Among the topics discussed were mandatory visors, hybrid icing, smaller goalie pads, and embellishment along the boards (with special consultant Sean Avery. Okay not really.). You know, the same stuff they talk about every year and never change.
One of the hottest topics was
the news that Tiger Woods and Lindsey Vonn have started dating the idea of expanding replay via coach's challenges. According to director of hockey operations Colin Campbell via Yahoo's! Nick Cotsonika the GMs were excited about this prospect . . .
"They came out flying," Campbell said, "They wanted to challenge the drop of the puck at the start of the game."
. . . until they got to the nitty-gritty,
"There's just too many situations that different guys brought up that would potentially slow the game down," said Kris King, vice president of hockey ops.
"We also made it apparent, the way we see it in video review, if we rule on goalie interference plays, there's a good chance we're going to take more goals down than we're going to add in a game where we want more scoring, more scoring chances. "Once we played devil's advocate with a lot of their questions, they just didn't feel now was the right time to implement a coach's challenge. We want to look at it further."
This logic is hard to reconcile.
That the NHL wants to increase scoring is understandable. Goals are exciting, celebrations are fun, and everybody loves hearing Doc Emerick scream, "SCOOOOOOOORRRRE!" while the goal horn blares in the background.

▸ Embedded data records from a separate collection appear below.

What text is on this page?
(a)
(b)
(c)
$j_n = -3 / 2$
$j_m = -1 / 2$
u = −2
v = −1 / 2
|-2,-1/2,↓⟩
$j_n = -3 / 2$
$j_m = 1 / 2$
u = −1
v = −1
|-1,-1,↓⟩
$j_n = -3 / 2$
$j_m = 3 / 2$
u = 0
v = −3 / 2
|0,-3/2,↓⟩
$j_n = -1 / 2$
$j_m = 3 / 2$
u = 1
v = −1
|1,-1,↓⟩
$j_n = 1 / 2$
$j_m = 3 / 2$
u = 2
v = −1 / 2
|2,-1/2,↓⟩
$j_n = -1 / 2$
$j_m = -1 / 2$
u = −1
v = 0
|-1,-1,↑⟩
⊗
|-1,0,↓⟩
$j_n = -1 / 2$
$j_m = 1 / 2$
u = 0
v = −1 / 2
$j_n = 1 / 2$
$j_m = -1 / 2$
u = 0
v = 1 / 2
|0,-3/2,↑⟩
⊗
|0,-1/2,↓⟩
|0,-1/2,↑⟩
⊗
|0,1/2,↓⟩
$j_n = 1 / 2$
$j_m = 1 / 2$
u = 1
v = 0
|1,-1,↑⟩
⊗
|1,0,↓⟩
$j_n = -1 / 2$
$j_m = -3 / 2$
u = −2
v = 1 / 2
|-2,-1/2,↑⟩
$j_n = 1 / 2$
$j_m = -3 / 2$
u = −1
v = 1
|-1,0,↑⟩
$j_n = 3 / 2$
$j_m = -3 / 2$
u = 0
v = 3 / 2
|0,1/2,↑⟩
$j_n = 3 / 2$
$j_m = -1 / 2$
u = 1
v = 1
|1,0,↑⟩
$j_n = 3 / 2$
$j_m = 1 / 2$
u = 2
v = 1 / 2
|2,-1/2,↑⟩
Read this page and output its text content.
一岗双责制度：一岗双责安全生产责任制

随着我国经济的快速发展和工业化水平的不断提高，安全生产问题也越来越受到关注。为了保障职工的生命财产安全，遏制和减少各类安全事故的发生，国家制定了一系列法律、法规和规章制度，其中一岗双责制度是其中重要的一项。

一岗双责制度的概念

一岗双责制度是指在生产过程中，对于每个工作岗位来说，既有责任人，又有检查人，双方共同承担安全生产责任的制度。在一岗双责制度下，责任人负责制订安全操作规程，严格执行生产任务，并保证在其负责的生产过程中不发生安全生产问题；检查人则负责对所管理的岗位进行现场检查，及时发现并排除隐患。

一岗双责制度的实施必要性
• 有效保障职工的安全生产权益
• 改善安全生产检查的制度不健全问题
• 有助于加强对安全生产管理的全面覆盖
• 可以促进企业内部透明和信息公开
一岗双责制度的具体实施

Okay, maybe goals aren't fun for everyone.
But do you know what's more fun than goals? Making sure those goals are legitimate, and not scored because of a missed offside or on a power play that should never have been.
It's hard to argue that expanded replay is a hurdle too large to be cleared when most of us have a DVR and can determine whether or not a call was correct from our couches in about ten seconds. It seems like the entire process of a coach's challenge would take roughly two minutes from the challenge to the review.

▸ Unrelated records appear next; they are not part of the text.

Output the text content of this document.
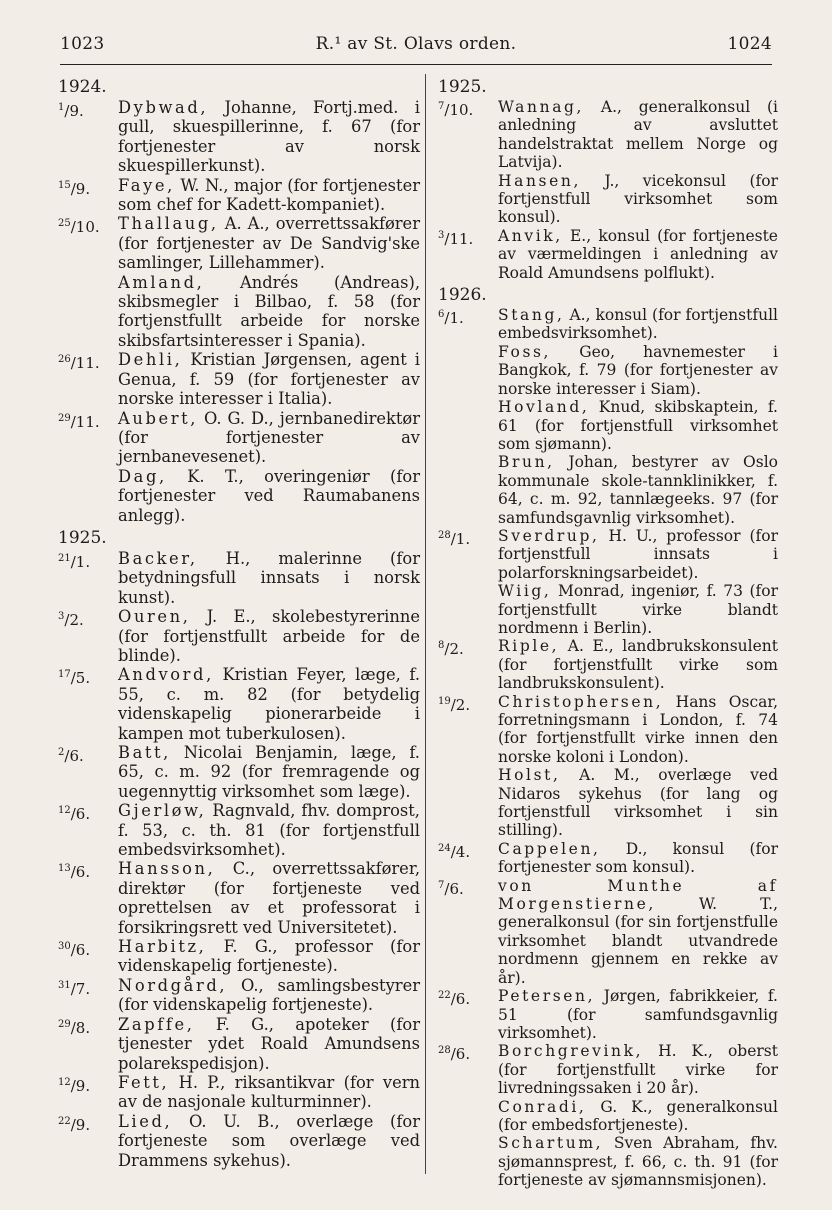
1023	R.¹ av St. Olavs orden.	1024
1924.
$^1$/9. Dybwad, Johanne, Fortj.med. i gull, skuespillerinne, f. 67 (for fortjenester av norsk skuespillerkunst).
$^{15}$/9. Faye, W. N., major (for fortjenester som chef for Kadett-kompaniet).
$^{25}$/10. Thallaug, A. A., overrettssakfører (for fortjenester av De Sandvig'ske samlinger, Lillehammer).
Amland, Andrés (Andreas), skibsmegler i Bilbao, f. 58 (for fortjenstfullt arbeide for norske skibsfartsinteresser i Spania).
$^{26}$/11. Dehli, Kristian Jørgensen, agent i Genua, f. 59 (for fortjenester av norske interesser i Italia).
$^{29}$/11. Aubert, O. G. D., jernbanedirektør (for fortjenester av jernbanevesenet).
Dag, K. T., overingeniør (for fortjenester ved Raumabanens anlegg).
1925.
$^{21}$/1. Backer, H., malerinne (for betydningsfull innsats i norsk kunst).
$^3$/2. Ouren, J. E., skolebestyrerinne (for fortjenstfullt arbeide for de blinde).
$^{17}$/5. Andvord, Kristian Feyer, læge, f. 55, c. m. 82 (for betydelig videnskapelig pionerarbeide i kampen mot tuberkulosen).
$^2$/6. Batt, Nicolai Benjamin, læge, f. 65, c. m. 92 (for fremragende og uegennyttig virksomhet som læge).
$^{12}$/6. Gjerløw, Ragnvald, fhv. domprost, f. 53, c. th. 81 (for fortjenstfull embedsvirksomhet).
$^{13}$/6. Hansson, C., overrettssakfører, direktør (for fortjeneste ved oprettelsen av et professorat i forsikringsrett ved Universitetet).
$^{30}$/6. Harbitz, F. G., professor (for videnskapelig fortjeneste).
$^{31}$/7. Nordgård, O., samlingsbestyrer (for videnskapelig fortjeneste).
$^{29}$/8. Zapffe, F. G., apoteker (for tjenester ydet Roald Amundsens polarekspedisjon).
$^{12}$/9. Fett, H. P., riksantikvar (for vern av de nasjonale kulturminner).
$^{22}$/9. Lied, O. U. B., overlæge (for fortjeneste som overlæge ved Drammens sykehus).
1925.
$^7$/10. Wannag, A., generalkonsul (i anledning av avsluttet handelstraktat mellem Norge og Latvija).
Hansen, J., vicekonsul (for fortjenstfull virksomhet som konsul).
$^3$/11. Anvik, E., konsul (for fortjeneste av værmeldingen i anledning av Roald Amundsens polflukt).
1926.
$^6$/1. Stang, A., konsul (for fortjenstfull embedsvirksomhet).
Foss, Geo, havnemester i Bangkok, f. 79 (for fortjenester av norske interesser i Siam).
Hovland, Knud, skibskaptein, f. 61 (for fortjenstfull virksomhet som sjømann).
Brun, Johan, bestyrer av Oslo kommunale skole-tannklinikker, f. 64, c. m. 92, tannlægeeks. 97 (for samfundsgavnlig virksomhet).
$^{28}$/1. Sverdrup, H. U., professor (for fortjenstfull innsats i polarforskningsarbeidet).
Wiig, Monrad, ingeniør, f. 73 (for fortjenstfullt virke blandt nordmenn i Berlin).
$^8$/2. Riple, A. E., landbrukskonsulent (for fortjenstfullt virke som landbrukskonsulent).
$^{19}$/2. Christophersen, Hans Oscar, forretningsmann i London, f. 74 (for fortjenstfullt virke innen den norske koloni i London).
Holst, A. M., overlæge ved Nidaros sykehus (for lang og fortjenstfull virksomhet i sin stilling).
$^{24}$/4. Cappelen, D., konsul (for fortjenester som konsul).
$^7$/6. von Munthe af Morgenstierne,	W. T., generalkonsul (for sin fortjenstfulle virksomhet blandt utvandrede nordmenn gjennem en rekke av år).
$^{22}$/6. Petersen, Jørgen, fabrikkeier, f. 51 (for samfundsgavnlig virksomhet).
$^{28}$/6. Borchgrevink, H. K., oberst (for fortjenstfullt virke for livredningssaken i 20 år).
Conradi, G. K., generalkonsul (for embedsfortjeneste).
Schartum, Sven Abraham, fhv. sjømannsprest, f. 66, c. th. 91 (for fortjeneste av sjømannsmisjonen).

But the GMs and league officials are putting their heads in the sand, because it's much easier to pretend to care about making decisions than it is actually making them.

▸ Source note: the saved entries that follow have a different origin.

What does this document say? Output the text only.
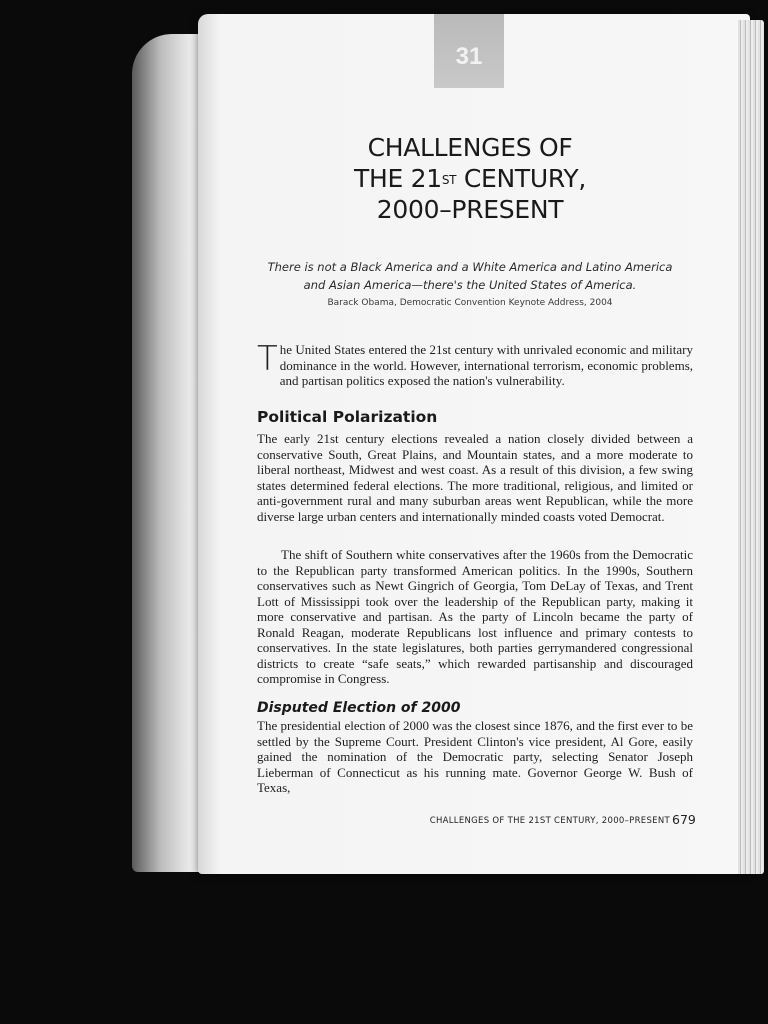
31
CHALLENGES OF
THE 21ST CENTURY,
2000–PRESENT
There is not a Black America and a White America and Latino America and Asian America—there's the United States of America.
Barack Obama, Democratic Convention Keynote Address, 2004

The United States entered the 21st century with unrivaled economic and military dominance in the world. However, international terrorism, economic problems, and partisan politics exposed the nation's vulnerability.

Political Polarization

The early 21st century elections revealed a nation closely divided between a conservative South, Great Plains, and Mountain states, and a more moderate to liberal northeast, Midwest and west coast. As a result of this division, a few swing states determined federal elections. The more traditional, religious, and limited or anti-government rural and many suburban areas went Republican, while the more diverse large urban centers and internationally minded coasts voted Democrat.

The shift of Southern white conservatives after the 1960s from the Democratic to the Republican party transformed American politics. In the 1990s, Southern conservatives such as Newt Gingrich of Georgia, Tom DeLay of Texas, and Trent Lott of Mississippi took over the leadership of the Republican party, making it more conservative and partisan. As the party of Lincoln became the party of Ronald Reagan, moderate Republicans lost influence and primary contests to conservatives. In the state legislatures, both parties gerrymandered congressional districts to create “safe seats,” which rewarded partisanship and discouraged compromise in Congress.

Disputed Election of 2000

The presidential election of 2000 was the closest since 1876, and the first ever to be settled by the Supreme Court. President Clinton's vice president, Al Gore, easily gained the nomination of the Democratic party, selecting Senator Joseph Lieberman of Connecticut as his running mate. Governor George W. Bush of Texas,

CHALLENGES OF THE 21ST CENTURY, 2000–PRESENT 679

The primary concerns cited by the general managers are 1) coaches using challenges as a delay tactic to give a tired team an extra timeout, and 2) the added review time could cause games to run longer than the NHL-preferred 2:30.
Granted, it's not hard to imagine a scenario in which John Tortorella tosses a fraudulent challenge flag after a late-game icing to give his players a blow. Although this would be rather easily spotted, giving the referees a chance to dust off the criminally underused embellishment penalty. And who wouldn't want to see Torts go nuclear after that?
And while we all can appreciate the NHL's concern about game length, deploying this apprehension as an argument against replay is misguided. This isn't the MLB where endless pitching changes, mound visits, and cat-and-mouse games between pitchers and baserunners can lead to three-hour-plus games. The last two minutes of an NBA tilt drag on like a Grateful Dead jam. The NFL has the least action per 60 minutes of play of any major sport, making any delay feel eternal. The NHL had this problem in the days of 20 minute overtime periods, but since the five minute limit on the extra frame was instituted this has ceased to be an issue
Hockey fans don't want to slog through endless stoppages where we're forced to watch people on our TV watch TV to determine what just happened. This is very meta and very boring. NFL fans constantly complain about having to deal with this, and for good reason.
lol wats goin on in here
But what NHL fans do want is for games to be decided by what actually happens on the ice as opposed to what the officials think they saw. Hockey moves inordinately fast and sometimes referees are going to kick calls. That sucks, but it's not nearly as much of a problem if potentially game-changing mistake can be overturned. I'm willing to spend an extra five minutes per night watching a game if it means the referees aren't the ones determining the outcome on a bogus call.